Step 2: Create the source Connection
Connections define how RWS Integration communicates with external systems. You’ll create one for the source API.
- In the sidebar, click Connections
- Click New Connection
- Configure the connection:
| Field | Value | Description |
|---|
| Name | OAuth 2.0 API | - |
| Type | API | - |
| URL | https://api.example.com | The base URL of the extracted data |
| Base Path | / | The base path of the extracted data |
| Authentication | OAuth 2.0 | The authentication method to use |
| Token Type | Bearer | The type of token to use |
| Method | POST | The HTTP method to use for the authentication request |
| Base URL | https://api.example.com | The base URL of the authentication endpoint |
| Authentication path | /oauth/token | The path to the authentication endpoint |
| Token Path in Response | access_token | The path to the token in the response body |
- Click Save
Step 3: Create the destination Connection
Now create a Connection for your webhook.site destination.
- Click New Connection
- Configure the connection:
| Field | Value |
|---|
| Name | Webhook Destination |
| Type | API |
| URL | https://webhook.site |
| Base Path | / |
| Authentication | Simple |
- Click Save
Step 4: Create the Integration
With both Connections ready, create the Integration that moves data between them.
- In the sidebar, click Integrations
- Click New Integration
General settings
Configure the basic integration properties:
| Field | Value |
|---|
| Name | OAuth 2.0 Integration |
| Version | 1.0.0 |
| Type | Full |
| Environment | Staging |
| Schedule | rate(1 day) |
The Extract phase retrieves data from your source system.
- Expand the Extract section
- Configure these fields:
| Field | Value |
|---|
| Connection | OAuth 2.0 API |
| Method | GET |
| Path | /users |
- Set the Datapoint Path in Response to
root
RWS Integration will keep the Authentication Token refreshed by requesting a new token for each request.

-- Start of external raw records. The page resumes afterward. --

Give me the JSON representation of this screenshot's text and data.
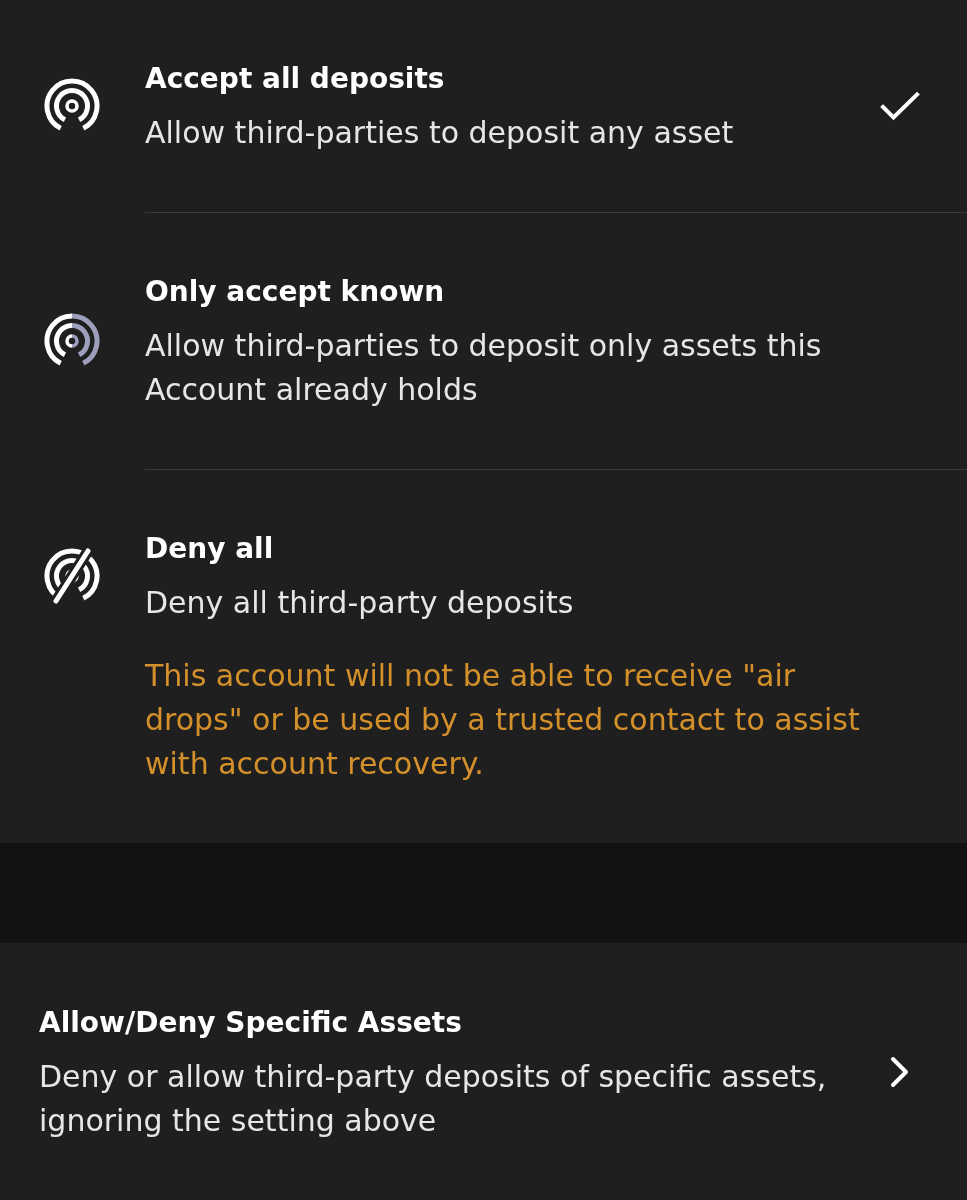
{
  "options": [
    {
      "kind": "all",
      "title": "Accept all deposits",
      "description": "Allow third-parties to deposit any asset",
      "selected": true
    },
    {
      "kind": "known",
      "title": "Only accept known",
      "description": "Allow third-parties to deposit only assets this Account already holds",
      "selected": false
    },
    {
      "kind": "deny",
      "title": "Deny all",
      "description": "Deny all third-party deposits",
      "warning": "This account will not be able to receive \"air drops\" or be used by a trusted contact to assist with account recovery.",
      "selected": false
    }
  ],
  "specific_assets": {
    "title": "Allow/Deny Specific Assets",
    "description": "Deny or allow third-party deposits of specific assets, ignoring the setting above"
  }
}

- Check the Extract Preview panel on the right side — it should show:
- Status:
200 OK
- A single user record (the Datapoint) with fields like
id, name, email, username
The Transform phase maps source fields to your destination format. For this guide, create a simple mapping with three fields.
- Expand the Transform section
- Click Add Transformation and configure:
| Type | From | To |
|---|
| Simple | id | userId |
| Simple | name | fullName |
| Simple | email | emailAddress |
- Check the Transform Preview panel — it should display:
{
"userId": 1,
"fullName": "Leanne Graham",
"emailAddress": "Sincere@april.biz"
}
This confirms your mappings are working correctly with real data from the Extract phase.
Load phase
The Load phase sends transformed data to your destination.
- Expand the Load section
- Configure these fields:
| Field | Value |
|---|
| Connection | Webhook Destination |
| Method | POST |
| Path | Your webhook.site unique path (e.g., /abc123-def456-...) |
| Load Type | Simple |
Copy only the path portion from your webhook.site URL. If your full URL is https://webhook.site/abc-123, enter /abc-123 as the Path.
- Check the Load Preview panel — it shows the complete request that will be sent:
- Path: Full destination URL
- Method: POST
- Request Body: Your transformed data structure
Step 5: Deploy the Integration
- Toggle Deployment to enabled
- Click Create Integration
Since we configured rate(1 day) as the schedule, the integration will execute immediately upon creation. After that, it will run automatically every 24 hours.
Step 6: Verify the results
Switch to your webhook.site browser tab. You should see incoming POST requests (one for each user from the API), each containing your transformed data structure:
{
"userId": 1,
"fullName": "Leanne Graham",
"emailAddress": "Sincere@april.biz"
}
Congratulations — you’ve built and run your first integration with OAuth 2.0 authentication!